Before a pandemic swept the globe and changed our lives – almost certainly on a permanent basis – empty sayings like these were everywhere. Unfortunately, our collective change in circumstances have done little to make them go away.
Devoid of humanity and empathy, these statements aim at oversimplifying mental health and complex emotional states. They look nice on brightly colored coffee mugs and T-shirts, but they do as much harm as phrases that veer in the opposite direction. “Everything sucks” is the twin opposite of “Positive vibes only,” and neither one allows for the shades of gray we exist in on a daily basis.
The label that usually gets applied to this line of sickeningly perky and unrealistic way of thinking is toxic positivity. It’s a good one, for sure. I haven’t found a better term for it yet. At least not one that’s family friendly.
A dear friend of mine shared an article about this, and it does a far better job of laying out the dangers of this mentality and offers suggestions for how to approach complicated emotions as we remain separate from one another (and even after things have improved).
The article is called The Danger in Fake Positivity and Spiritual Bypassing, and there’s lots of good food for thought within. I’ll share a couple highlights here, but it’s definitely worth your time to go read the whole thing.

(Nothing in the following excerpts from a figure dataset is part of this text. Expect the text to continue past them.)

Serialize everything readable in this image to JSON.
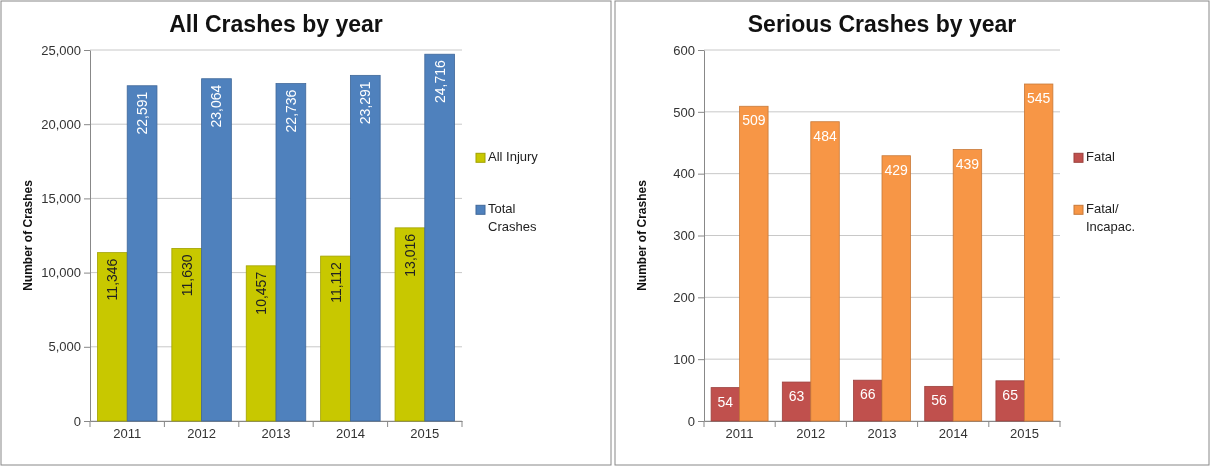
{
  "chart_data": [
    {
      "type": "bar",
      "title": "All Crashes by year",
      "ylabel": "Number of Crashes",
      "categories": [
        "2011",
        "2012",
        "2013",
        "2014",
        "2015"
      ],
      "series": [
        {
          "name": "All Injury",
          "color": "#c8c800",
          "values": [
            11346,
            11630,
            10457,
            11112,
            13016
          ],
          "value_labels": [
            "11,346",
            "11,630",
            "10,457",
            "11,112",
            "13,016"
          ]
        },
        {
          "name": "Total Crashes",
          "color": "#4f81bd",
          "values": [
            22591,
            23064,
            22736,
            23291,
            24716
          ],
          "value_labels": [
            "22,591",
            "23,064",
            "22,736",
            "23,291",
            "24,716"
          ]
        }
      ],
      "ylim": [
        0,
        25000
      ],
      "yticks": [
        {
          "value": 0,
          "label": "0"
        },
        {
          "value": 5000,
          "label": "5,000"
        },
        {
          "value": 10000,
          "label": "10,000"
        },
        {
          "value": 15000,
          "label": "15,000"
        },
        {
          "value": 20000,
          "label": "20,000"
        },
        {
          "value": 25000,
          "label": "25,000"
        }
      ],
      "grid": "y",
      "legend": "right"
    },
    {
      "type": "bar",
      "title": "Serious Crashes by year",
      "ylabel": "Number of Crashes",
      "categories": [
        "2011",
        "2012",
        "2013",
        "2014",
        "2015"
      ],
      "series": [
        {
          "name": "Fatal",
          "color": "#c0504d",
          "values": [
            54,
            63,
            66,
            56,
            65
          ]
        },
        {
          "name": "Fatal/ Incapac.",
          "color": "#f79646",
          "values": [
            509,
            484,
            429,
            439,
            545
          ]
        }
      ],
      "ylim": [
        0,
        600
      ],
      "yticks": [
        0,
        100,
        200,
        300,
        400,
        500,
        600
      ],
      "grid": "y",
      "legend": "right",
      "data_labels": true
    }
  ]
}
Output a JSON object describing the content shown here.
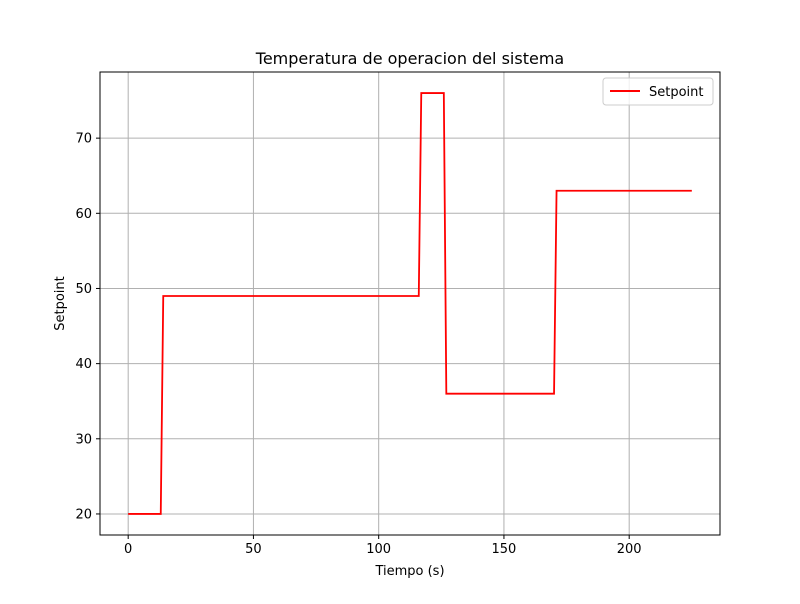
{
  "chart_data": {
    "type": "line",
    "title": "Temperatura de operacion del sistema",
    "xlabel": "Tiempo (s)",
    "ylabel": "Setpoint",
    "xlim": [
      -11.25,
      236.25
    ],
    "ylim": [
      17.2,
      78.8
    ],
    "xticks": [
      0,
      50,
      100,
      150,
      200
    ],
    "yticks": [
      20,
      30,
      40,
      50,
      60,
      70
    ],
    "grid": true,
    "legend_position": "top-right",
    "series": [
      {
        "name": "Setpoint",
        "color": "#ff0000",
        "x": [
          0,
          13,
          14,
          116,
          117,
          126,
          127,
          170,
          171,
          225
        ],
        "y": [
          20,
          20,
          49,
          49,
          76,
          76,
          36,
          36,
          63,
          63
        ]
      }
    ]
  }
}
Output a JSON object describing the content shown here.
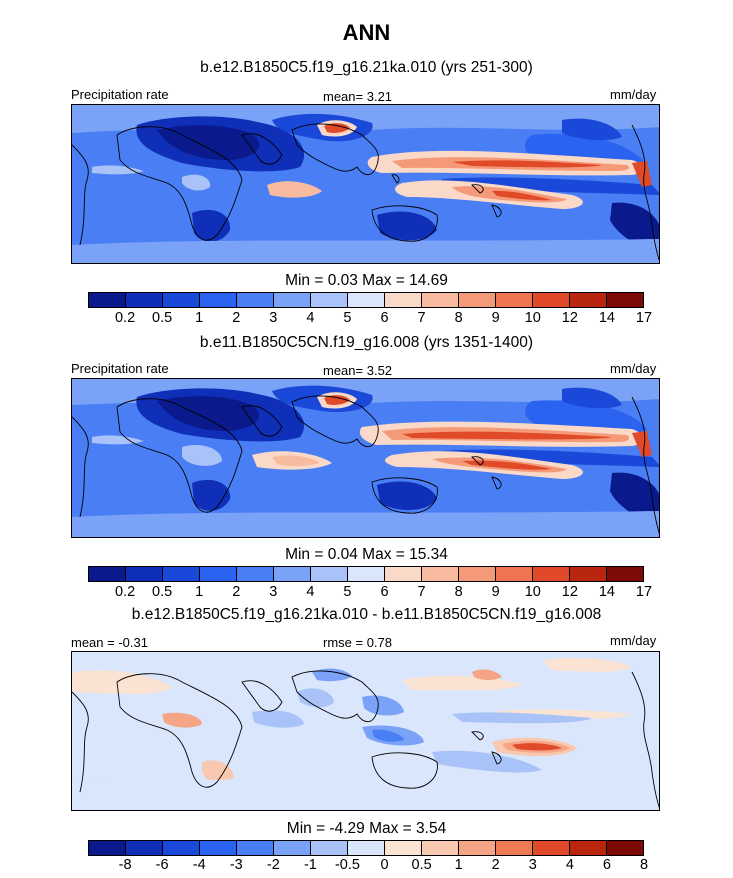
{
  "figure": {
    "title": "ANN"
  },
  "panels": [
    {
      "id": "top",
      "title": "b.e12.B1850C5.f19_g16.21ka.010 (yrs 251-300)",
      "left_label": "Precipitation rate",
      "center_label": "mean=   3.21",
      "right_label": "mm/day",
      "stats": "Min =   0.03 Max =  14.69",
      "colorbar_ticks": [
        "0.2",
        "0.5",
        "1",
        "2",
        "3",
        "4",
        "5",
        "6",
        "7",
        "8",
        "9",
        "10",
        "12",
        "14",
        "17"
      ],
      "palette": "precip"
    },
    {
      "id": "middle",
      "title": "b.e11.B1850C5CN.f19_g16.008 (yrs 1351-1400)",
      "left_label": "Precipitation rate",
      "center_label": "mean=   3.52",
      "right_label": "mm/day",
      "stats": "Min =   0.04 Max =  15.34",
      "colorbar_ticks": [
        "0.2",
        "0.5",
        "1",
        "2",
        "3",
        "4",
        "5",
        "6",
        "7",
        "8",
        "9",
        "10",
        "12",
        "14",
        "17"
      ],
      "palette": "precip"
    },
    {
      "id": "bottom",
      "title": "b.e12.B1850C5.f19_g16.21ka.010 - b.e11.B1850C5CN.f19_g16.008",
      "left_label": "mean =  -0.31",
      "center_label": "rmse =   0.78",
      "right_label": "mm/day",
      "stats": "Min =  -4.29 Max =   3.54",
      "colorbar_ticks": [
        "-8",
        "-6",
        "-4",
        "-3",
        "-2",
        "-1",
        "-0.5",
        "0",
        "0.5",
        "1",
        "2",
        "3",
        "4",
        "6",
        "8"
      ],
      "palette": "diff"
    }
  ],
  "palettes": {
    "precip": [
      "#0a1a8c",
      "#0f2fb8",
      "#1a49d9",
      "#2a63f0",
      "#4a7ef5",
      "#7aa2f7",
      "#a9c3f8",
      "#d9e6fb",
      "#fbd9c8",
      "#f9bba0",
      "#f59a78",
      "#ee7550",
      "#e04a28",
      "#b8260f",
      "#7e0a05"
    ],
    "diff": [
      "#0a1a8c",
      "#0f2fb8",
      "#1a49d9",
      "#2a63f0",
      "#4a7ef5",
      "#7aa2f7",
      "#a9c3f8",
      "#d9e6fb",
      "#fbe3d4",
      "#f9c8b0",
      "#f5a585",
      "#ee7a55",
      "#e04a28",
      "#b8260f",
      "#7e0a05"
    ]
  },
  "chart_data": [
    {
      "type": "heatmap",
      "title": "b.e12.B1850C5.f19_g16.21ka.010 (yrs 251-300)",
      "variable": "Precipitation rate",
      "units": "mm/day",
      "mean": 3.21,
      "min": 0.03,
      "max": 14.69,
      "contour_levels": [
        0.2,
        0.5,
        1,
        2,
        3,
        4,
        5,
        6,
        7,
        8,
        9,
        10,
        12,
        14,
        17
      ]
    },
    {
      "type": "heatmap",
      "title": "b.e11.B1850C5CN.f19_g16.008 (yrs 1351-1400)",
      "variable": "Precipitation rate",
      "units": "mm/day",
      "mean": 3.52,
      "min": 0.04,
      "max": 15.34,
      "contour_levels": [
        0.2,
        0.5,
        1,
        2,
        3,
        4,
        5,
        6,
        7,
        8,
        9,
        10,
        12,
        14,
        17
      ]
    },
    {
      "type": "heatmap",
      "title": "b.e12.B1850C5.f19_g16.21ka.010 - b.e11.B1850C5CN.f19_g16.008",
      "units": "mm/day",
      "mean": -0.31,
      "rmse": 0.78,
      "min": -4.29,
      "max": 3.54,
      "contour_levels": [
        -8,
        -6,
        -4,
        -3,
        -2,
        -1,
        -0.5,
        0,
        0.5,
        1,
        2,
        3,
        4,
        6,
        8
      ]
    }
  ]
}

Excerpt #1: Fake positivity can perpetuate a lot of the stigma around mental illness. Encouraging someone who has clinical depression to focus on the positive is not helpful and can actually do more harm. This advice can bolster the feeling that they are at fault because they cannot simply pull themselves up by the bootstraps. I tell people struggling with depression that they are more tuned in to real human experience and emotion than those pushing the positive-vibes-only agenda.
Excerpt #2: Sometimes there is nothing to do with or about these emotions. Sometimes we need to simply acknowledge these feelings—to sit with sorrow, resentment, or jealousy without trying to change the experience or pick it apart. We have to allow ourselves to unfold, to witness emotions flooding our system, to breathe into the places in our bodies where we are stuck. We experience a softening when we allow space for all emotions, not just those that feel good.
Personally, I’ve found that the healthiest approach to my own mental health is not to dismiss negative feelings, but to examine them and turn them on their head.
I woke up this morning feeling pretty upset about not making as much progress as I’ve wanted to on my manuscript revisions. Instead of fixating on that negative perspective (unhealthy on one end of the spectrum) or swapping out those thoughts for the false narrative that it’ll work out fine if I just stay positive (unhealthy on the other end of the spectrum), I used replacement thoughts.
Here’s how that works:
Original thought: I’m failing at getting my novel revised and really wasting the extra time I have.
Replacement thought: Things are really tough right now, and even though I’m not making great progress on the novel, I’m still making progress. There’s still time to work on it, and I need to take care of myself more than I need to get revisions done.
My replacement thought honors the tough emotions I feel while also acknowledging that the opportunity for progress still exists. It’s not an all-or-nothing situation. This allows me to use my internal struggles for growth, rather than brushing them aside in favor of a thin veneer that suggests everything is fine just because.
Don’t let someone else diminish your emotional experiences and mental health needs with trite sayings. If it seems too easy, it probably is. And if it makes you feel wrong for experiencing an authentic human emotion, you’re not. The hollow phrase is.